Since 1992, qualified privilege legislation has allowed Australian health professionals to participate in the peer review of clinical cases.

Patient health-related datasets are protected by national and state-based privacy laws that safeguard identified patient information, but these data may be accessed by third parties in accordance with the law - by statutory bodies such as the Australian Health Practitioner Regulatory Agency, or by jurisdictional health complaints commissions, and in medico-legal proceedings.

“In Australia, the Royal Australasian College of Physicians Professional Qualities Reflection is currently covered by qualified privilege and offers reassurance that Australian physician trainees’ personal reflections that may contain identified patient information are not accessible for disclosure by third parties,” writes a team led by Associate Professor Susannah Ahern, writing for the Medical Journal of Australia.

“Nevertheless, case law in Australia … allows confidentiality (as a matter of common law), alongside privacy (the overarching Privacy Act 1988 and state, territory or other information privacy statutes) to be overridden in the public interest,” they said.

“The role of qualified privilege at all levels warrants review, particularly for national qualified assurance and improvement activities.

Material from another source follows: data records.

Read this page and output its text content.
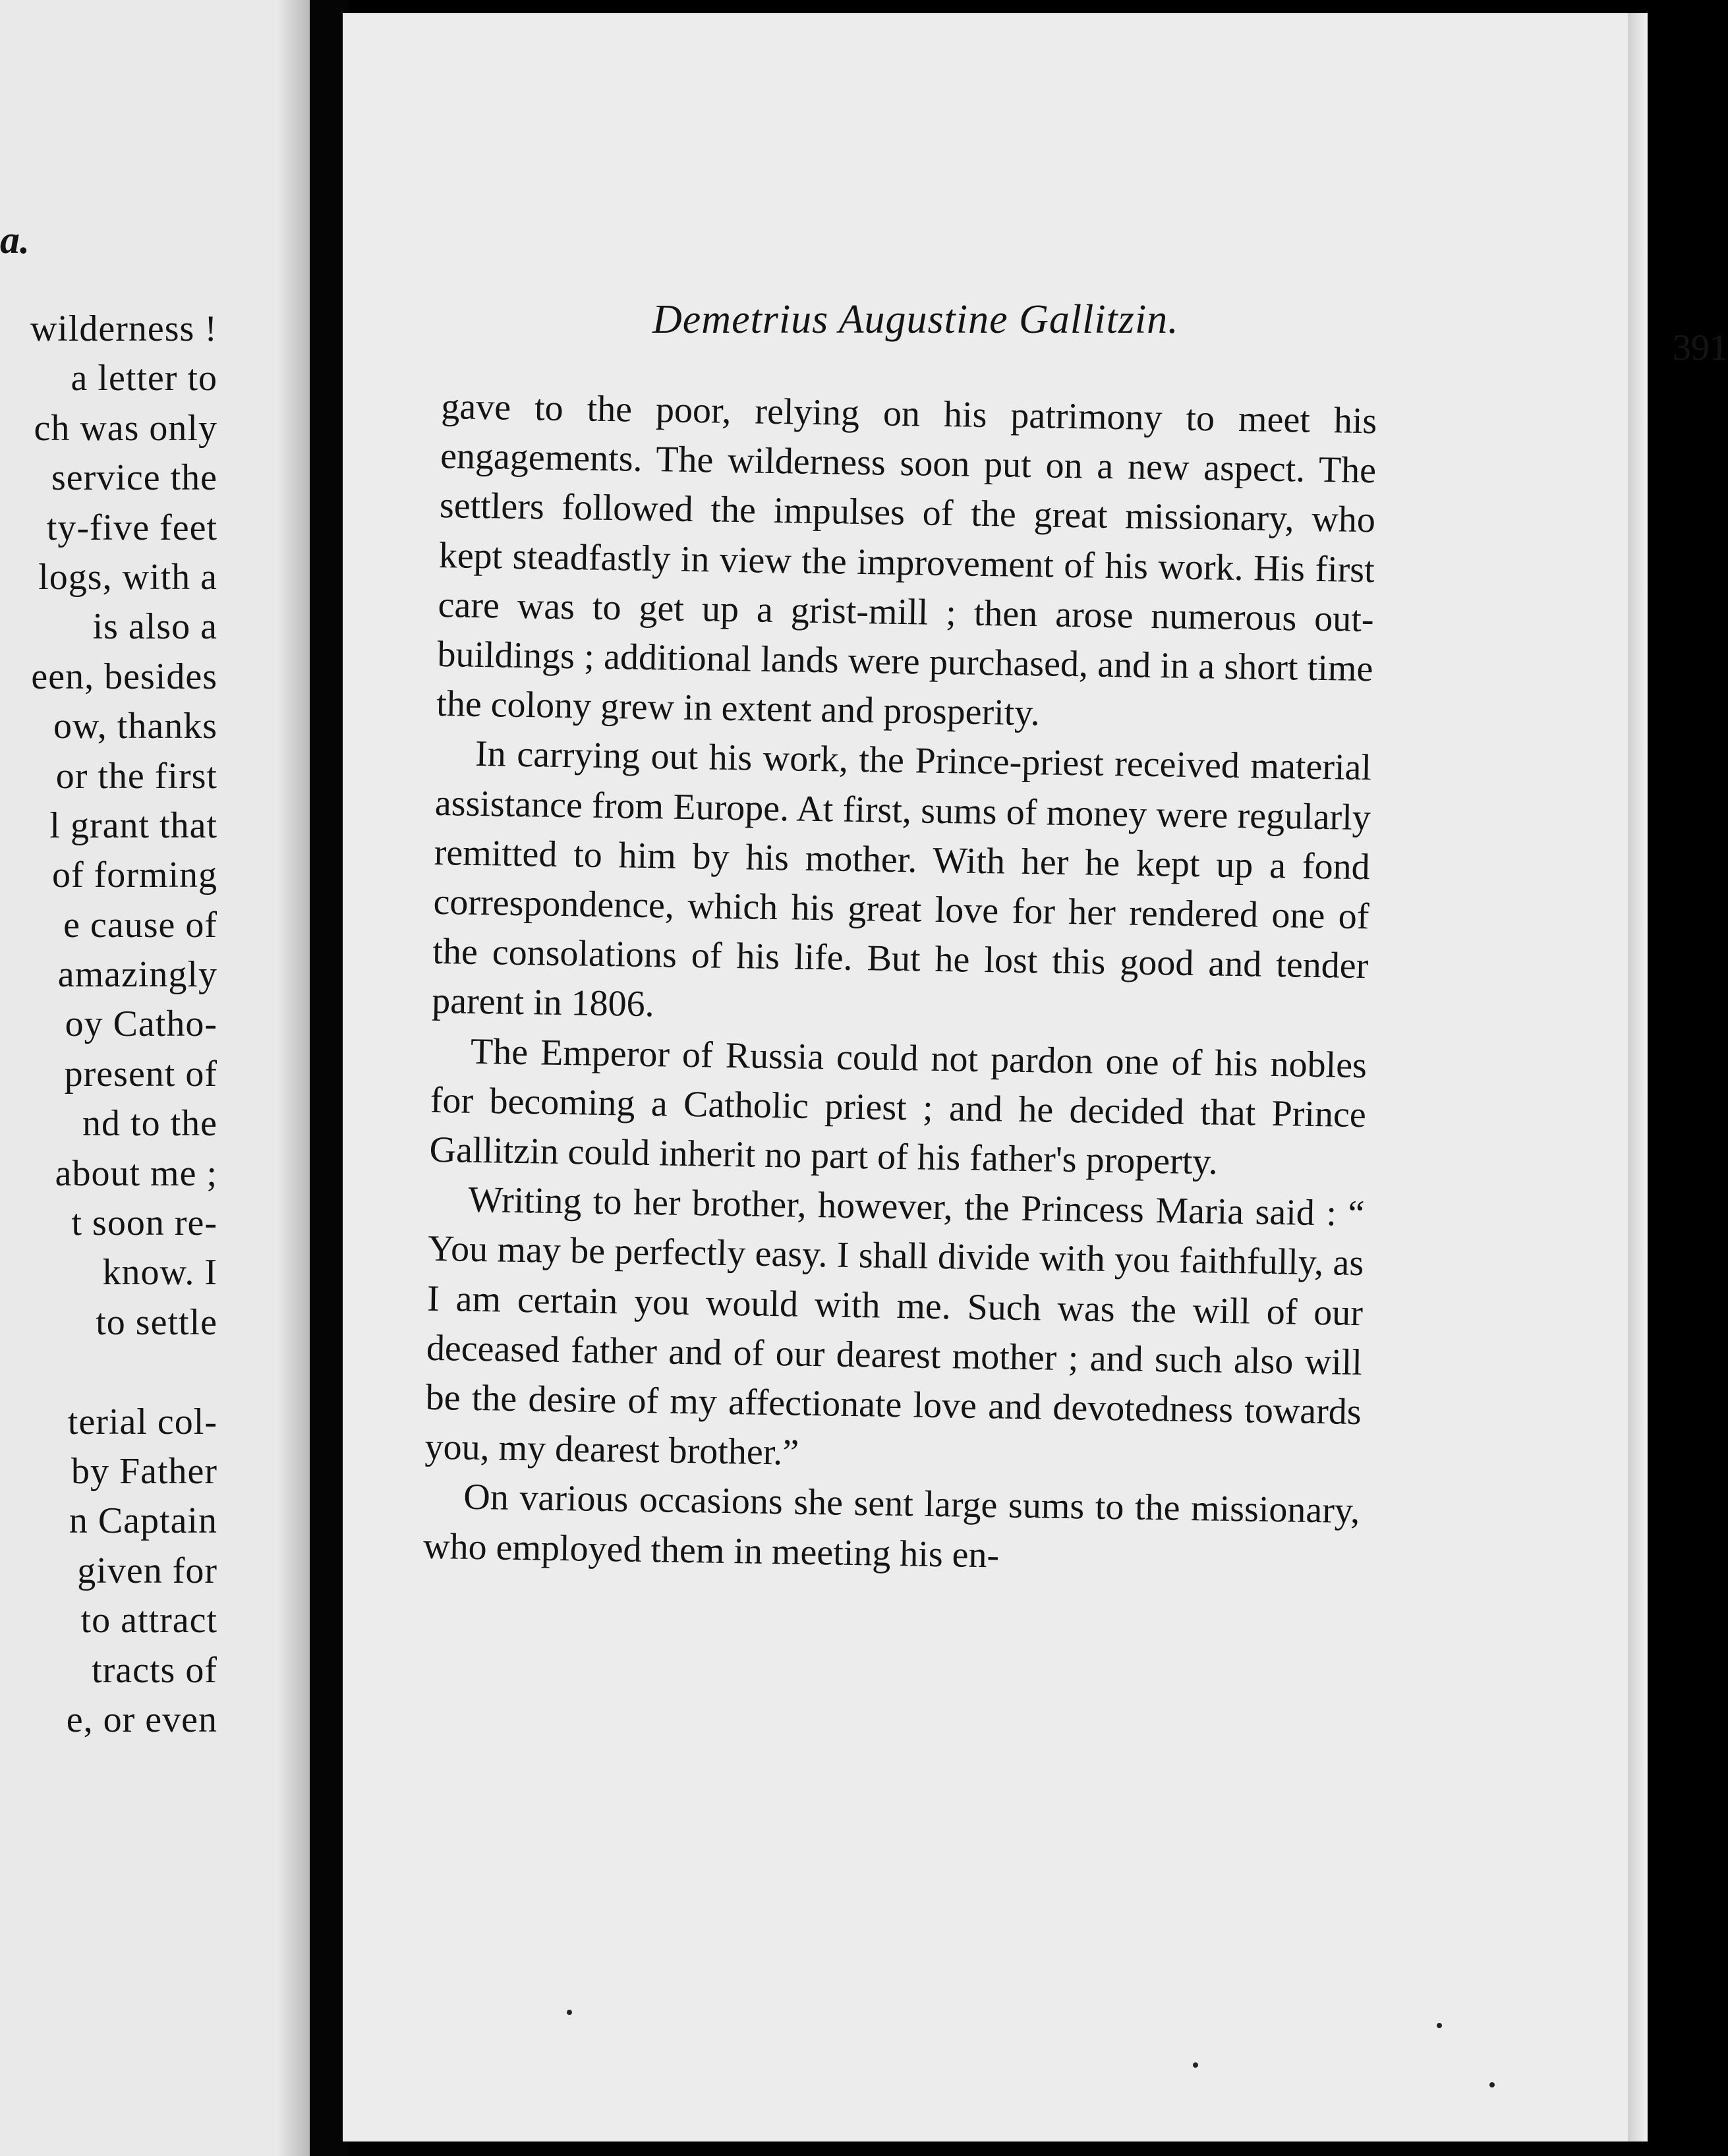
a.
wilderness !
a letter to
ch was only
service the
ty-five feet
logs, with a
is also a
een, besides
ow, thanks
or the first
l grant that
of forming
e cause of
amazingly
oy Catho-
present of
nd to the
about me ;
t soon re-
know. I
to settle
terial col-
by Father
n Captain
given for
to attract
tracts of
e, or even
Demetrius Augustine Gallitzin.
391

gave to the poor, relying on his patrimony to meet his engagements. The wilderness soon put on a new aspect. The settlers followed the impulses of the great missionary, who kept steadfastly in view the improvement of his work. His first care was to get up a grist-mill ; then arose numerous out-buildings ; additional lands were purchased, and in a short time the colony grew in extent and prosperity.

In carrying out his work, the Prince-priest received material assistance from Europe. At first, sums of money were regularly remitted to him by his mother. With her he kept up a fond correspondence, which his great love for her rendered one of the consolations of his life. But he lost this good and tender parent in 1806.

The Emperor of Russia could not pardon one of his nobles for becoming a Catholic priest ; and he decided that Prince Gallitzin could inherit no part of his father's property.

Writing to her brother, however, the Princess Maria said : “ You may be perfectly easy. I shall divide with you faithfully, as I am certain you would with me. Such was the will of our deceased father and of our dearest mother ; and such also will be the desire of my affectionate love and devotedness towards you, my dearest brother.”

On various occasions she sent large sums to the missionary, who employed them in meeting his en-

“In particular, there should be an opportunity to consider whether the bodies that auspice large qualified improvement activities should have the ability to report or disclose information relating to clinician performance of substantial concern.

“The roles of various bodies in such a reporting process need to be determined.

“Ensuring an appropriate balance between these potentially competing professional and public interests through the further development and consideration of such models is critical and in the best interests of the medical profession and the broader community,” they concluded.